Transforming Wentworth Park
Preet Desai

The Move Towards Planning - A More Resilient Public Space

The year 2020 has been an unprecedented roller-coaster ride that took us through a season of catastrophic bush fires to a fatal health pandemic. With ‘work from home’ becoming the new normal, the value of public spaces and the way we approach them has changed significantly. Moreover, with the mercury forecasted to rise higher than the last five years this summer, open spaces will play a lead role in the heat-wave mitigation processes.

Wentworth Park nestles between the inner ring suburbs of Glebe and Ultimo with the Sydney Fish Market adjacent to it. The size and its strategic location put the park in a unique position to provide the local community with access to a cool space and also be able to maintain the physical distancing.

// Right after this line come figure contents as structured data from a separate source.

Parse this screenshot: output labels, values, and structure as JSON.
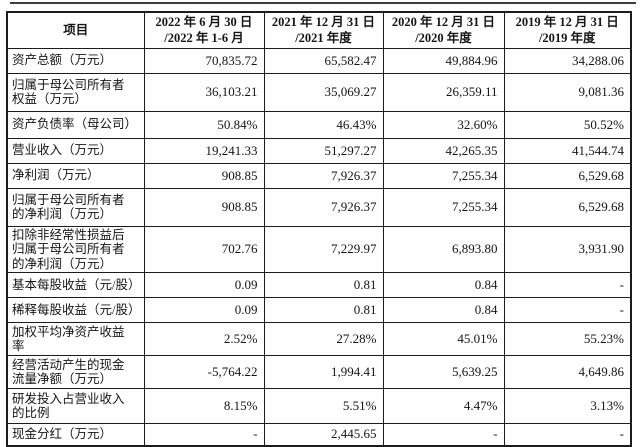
{
  "colors": {
    "text": "#151515",
    "border": "#1c1c1c",
    "background": "#ffffff"
  },
  "table": {
    "header": {
      "item_label": "项目",
      "periods": [
        {
          "line1": "2022 年 6 月 30 日",
          "line2": "/2022 年 1-6 月"
        },
        {
          "line1": "2021 年 12 月 31 日",
          "line2": "/2021 年度"
        },
        {
          "line1": "2020 年 12 月 31 日",
          "line2": "/2020 年度"
        },
        {
          "line1": "2019 年 12 月 31 日",
          "line2": "/2019 年度"
        }
      ]
    },
    "rows": [
      {
        "label": "资产总额（万元）",
        "values": [
          "70,835.72",
          "65,582.47",
          "49,884.96",
          "34,288.06"
        ]
      },
      {
        "label": "归属于母公司所有者\n权益（万元）",
        "values": [
          "36,103.21",
          "35,069.27",
          "26,359.11",
          "9,081.36"
        ]
      },
      {
        "label": "资产负债率（母公司）",
        "values": [
          "50.84%",
          "46.43%",
          "32.60%",
          "50.52%"
        ]
      },
      {
        "label": "营业收入（万元）",
        "values": [
          "19,241.33",
          "51,297.27",
          "42,265.35",
          "41,544.74"
        ]
      },
      {
        "label": "净利润（万元）",
        "values": [
          "908.85",
          "7,926.37",
          "7,255.34",
          "6,529.68"
        ]
      },
      {
        "label": "归属于母公司所有者\n的净利润（万元）",
        "values": [
          "908.85",
          "7,926.37",
          "7,255.34",
          "6,529.68"
        ]
      },
      {
        "label": "扣除非经常性损益后\n归属于母公司所有者\n的净利润（万元）",
        "values": [
          "702.76",
          "7,229.97",
          "6,893.80",
          "3,931.90"
        ]
      },
      {
        "label": "基本每股收益（元/股）",
        "values": [
          "0.09",
          "0.81",
          "0.84",
          "-"
        ]
      },
      {
        "label": "稀释每股收益（元/股）",
        "values": [
          "0.09",
          "0.81",
          "0.84",
          "-"
        ]
      },
      {
        "label": "加权平均净资产收益\n率",
        "values": [
          "2.52%",
          "27.28%",
          "45.01%",
          "55.23%"
        ]
      },
      {
        "label": "经营活动产生的现金\n流量净额（万元）",
        "values": [
          "-5,764.22",
          "1,994.41",
          "5,639.25",
          "4,649.86"
        ]
      },
      {
        "label": "研发投入占营业收入\n的比例",
        "values": [
          "8.15%",
          "5.51%",
          "4.47%",
          "3.13%"
        ]
      },
      {
        "label": "现金分红（万元）",
        "values": [
          "-",
          "2,445.65",
          "-",
          "-"
        ]
      }
    ]
  }
}
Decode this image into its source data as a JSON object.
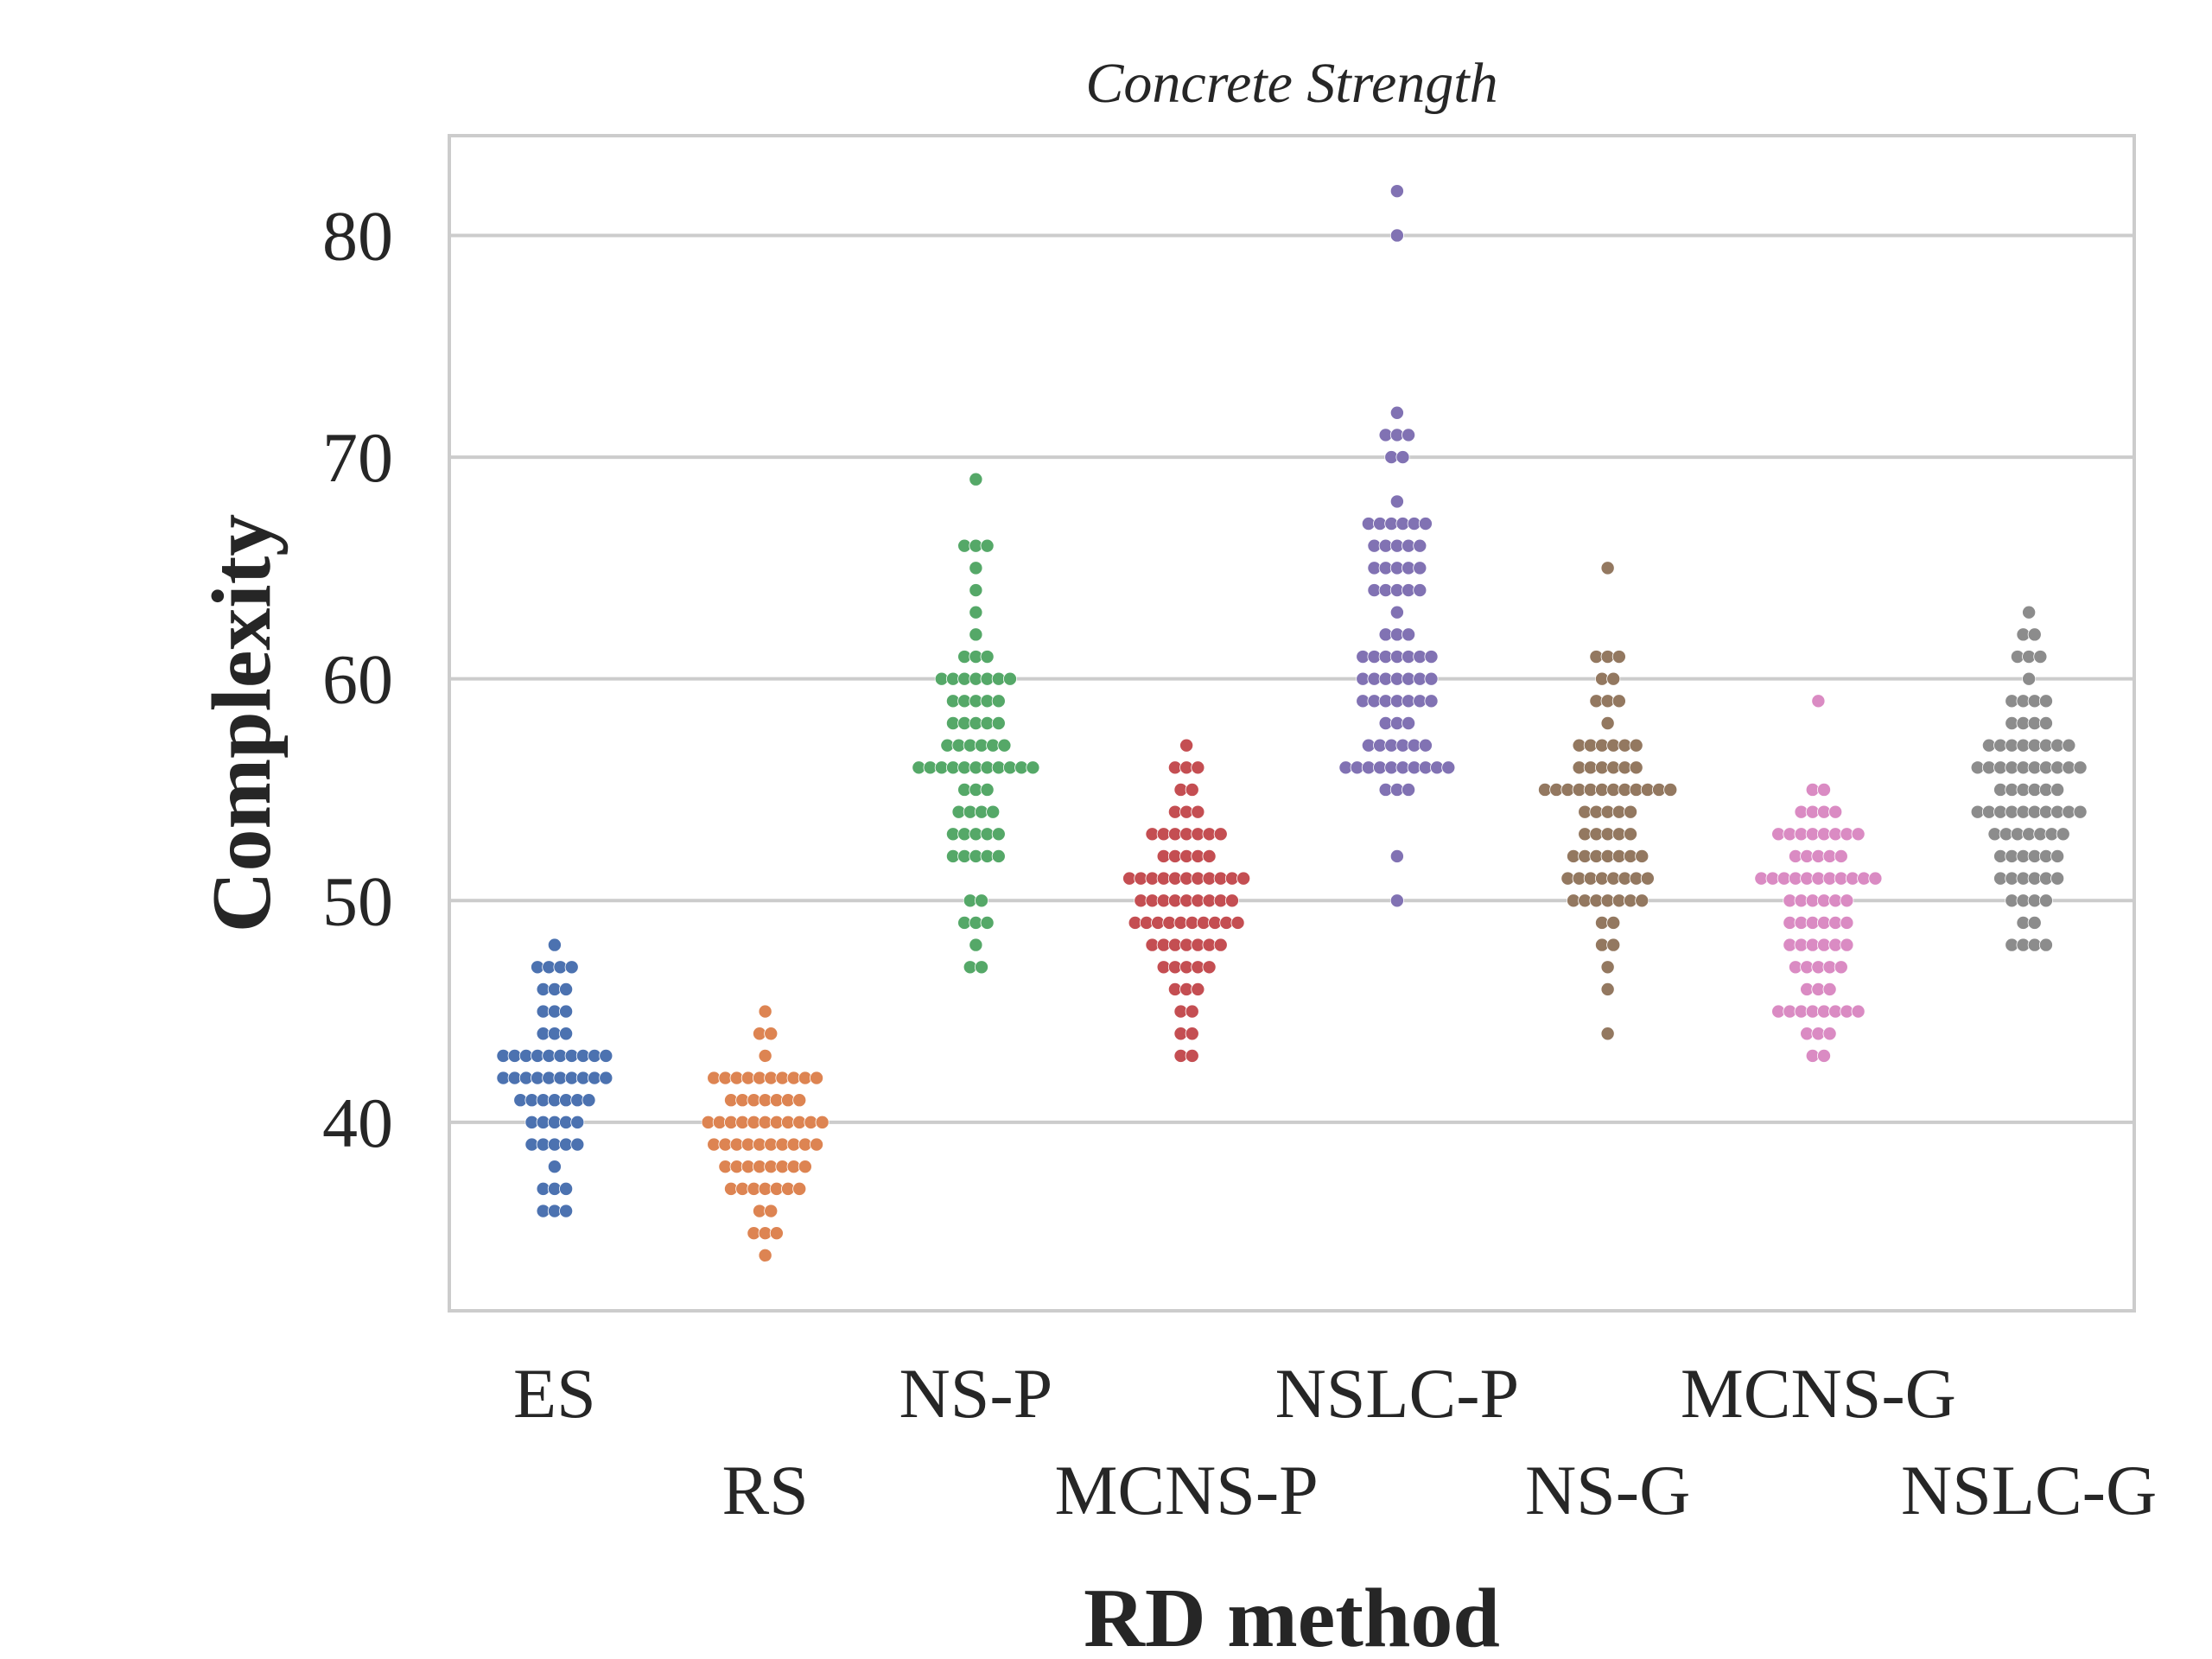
{
  "chart_data": {
    "type": "scatter",
    "subtype": "swarm",
    "title": "Concrete Strength",
    "xlabel": "RD method",
    "ylabel": "Complexity",
    "ylim": [
      31.5,
      84.5
    ],
    "yticks": [
      40,
      50,
      60,
      70,
      80
    ],
    "grid": true,
    "categories": [
      "ES",
      "RS",
      "NS-P",
      "MCNS-P",
      "NSLC-P",
      "NS-G",
      "MCNS-G",
      "NSLC-G"
    ],
    "series": [
      {
        "category": "ES",
        "color": "#4c72b0",
        "values": [
          36,
          36,
          36,
          37,
          37,
          37,
          38,
          39,
          39,
          39,
          39,
          39,
          40,
          40,
          40,
          40,
          40,
          41,
          41,
          41,
          41,
          41,
          41,
          41,
          42,
          42,
          42,
          42,
          42,
          42,
          42,
          42,
          42,
          42,
          43,
          43,
          43,
          43,
          43,
          43,
          43,
          43,
          43,
          43,
          44,
          44,
          44,
          45,
          45,
          45,
          46,
          46,
          46,
          47,
          47,
          47,
          47,
          48
        ]
      },
      {
        "category": "RS",
        "color": "#dd8452",
        "values": [
          34,
          35,
          35,
          35,
          36,
          36,
          37,
          37,
          37,
          37,
          37,
          37,
          37,
          38,
          38,
          38,
          38,
          38,
          38,
          38,
          38,
          39,
          39,
          39,
          39,
          39,
          39,
          39,
          39,
          39,
          39,
          40,
          40,
          40,
          40,
          40,
          40,
          40,
          40,
          40,
          40,
          40,
          41,
          41,
          41,
          41,
          41,
          41,
          41,
          42,
          42,
          42,
          42,
          42,
          42,
          42,
          42,
          42,
          42,
          43,
          44,
          44,
          45
        ]
      },
      {
        "category": "NS-P",
        "color": "#55a868",
        "values": [
          47,
          47,
          48,
          49,
          49,
          49,
          50,
          50,
          52,
          52,
          52,
          52,
          52,
          53,
          53,
          53,
          53,
          53,
          54,
          54,
          54,
          54,
          55,
          55,
          55,
          56,
          56,
          56,
          56,
          56,
          56,
          56,
          56,
          56,
          56,
          56,
          57,
          57,
          57,
          57,
          57,
          57,
          58,
          58,
          58,
          58,
          58,
          59,
          59,
          59,
          59,
          59,
          60,
          60,
          60,
          60,
          60,
          60,
          60,
          61,
          61,
          61,
          62,
          63,
          64,
          65,
          66,
          66,
          66,
          69
        ]
      },
      {
        "category": "MCNS-P",
        "color": "#c44e52",
        "values": [
          43,
          43,
          44,
          44,
          45,
          45,
          46,
          46,
          46,
          47,
          47,
          47,
          47,
          47,
          48,
          48,
          48,
          48,
          48,
          48,
          48,
          49,
          49,
          49,
          49,
          49,
          49,
          49,
          49,
          49,
          49,
          50,
          50,
          50,
          50,
          50,
          50,
          50,
          50,
          50,
          51,
          51,
          51,
          51,
          51,
          51,
          51,
          51,
          51,
          51,
          51,
          52,
          52,
          52,
          52,
          52,
          53,
          53,
          53,
          53,
          53,
          53,
          53,
          54,
          54,
          54,
          55,
          55,
          56,
          56,
          56,
          57
        ]
      },
      {
        "category": "NSLC-P",
        "color": "#8172b3",
        "values": [
          50,
          52,
          55,
          55,
          55,
          56,
          56,
          56,
          56,
          56,
          56,
          56,
          56,
          56,
          56,
          57,
          57,
          57,
          57,
          57,
          57,
          58,
          58,
          58,
          59,
          59,
          59,
          59,
          59,
          59,
          59,
          60,
          60,
          60,
          60,
          60,
          60,
          60,
          61,
          61,
          61,
          61,
          61,
          61,
          61,
          62,
          62,
          62,
          63,
          64,
          64,
          64,
          64,
          64,
          65,
          65,
          65,
          65,
          65,
          66,
          66,
          66,
          66,
          66,
          67,
          67,
          67,
          67,
          67,
          67,
          68,
          70,
          70,
          71,
          71,
          71,
          72,
          80,
          82
        ]
      },
      {
        "category": "NS-G",
        "color": "#937860",
        "values": [
          44,
          46,
          47,
          48,
          48,
          49,
          49,
          50,
          50,
          50,
          50,
          50,
          50,
          50,
          51,
          51,
          51,
          51,
          51,
          51,
          51,
          51,
          52,
          52,
          52,
          52,
          52,
          52,
          52,
          53,
          53,
          53,
          53,
          53,
          54,
          54,
          54,
          54,
          54,
          55,
          55,
          55,
          55,
          55,
          55,
          55,
          55,
          55,
          55,
          55,
          55,
          56,
          56,
          56,
          56,
          56,
          56,
          57,
          57,
          57,
          57,
          57,
          57,
          58,
          59,
          59,
          59,
          60,
          60,
          61,
          61,
          61,
          65
        ]
      },
      {
        "category": "MCNS-G",
        "color": "#da8bc3",
        "values": [
          43,
          43,
          44,
          44,
          44,
          45,
          45,
          45,
          45,
          45,
          45,
          45,
          45,
          46,
          46,
          46,
          47,
          47,
          47,
          47,
          47,
          48,
          48,
          48,
          48,
          48,
          48,
          49,
          49,
          49,
          49,
          49,
          49,
          50,
          50,
          50,
          50,
          50,
          50,
          51,
          51,
          51,
          51,
          51,
          51,
          51,
          51,
          51,
          51,
          51,
          52,
          52,
          52,
          52,
          52,
          53,
          53,
          53,
          53,
          53,
          53,
          53,
          53,
          54,
          54,
          54,
          54,
          55,
          55,
          59
        ]
      },
      {
        "category": "NSLC-G",
        "color": "#8c8c8c",
        "values": [
          48,
          48,
          48,
          48,
          49,
          49,
          50,
          50,
          50,
          50,
          51,
          51,
          51,
          51,
          51,
          51,
          52,
          52,
          52,
          52,
          52,
          52,
          53,
          53,
          53,
          53,
          53,
          53,
          53,
          54,
          54,
          54,
          54,
          54,
          54,
          54,
          54,
          54,
          54,
          55,
          55,
          55,
          55,
          55,
          55,
          56,
          56,
          56,
          56,
          56,
          56,
          56,
          56,
          56,
          56,
          57,
          57,
          57,
          57,
          57,
          57,
          57,
          57,
          58,
          58,
          58,
          58,
          59,
          59,
          59,
          59,
          60,
          61,
          61,
          61,
          62,
          62,
          63
        ]
      }
    ]
  }
}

Being a local, staying right across the park for more than two years, I feel disconnected from it in terms of safe access to a vast space which has high potential to become a beautiful destination for all categories of the community to rejuvenate. This idea focuses on two broader themes of making the park more accessible for the pedestrians and cyclists by proposing a network of paths in and around the place, and more resilient by providing enriched flora and unified canopy cover.

This idea along with integrated strategic planning, urban design and landscape architecture practices has the potential to develop a resilient public space which can help mitigate the rising temperature and also provide a safe destination to unwind.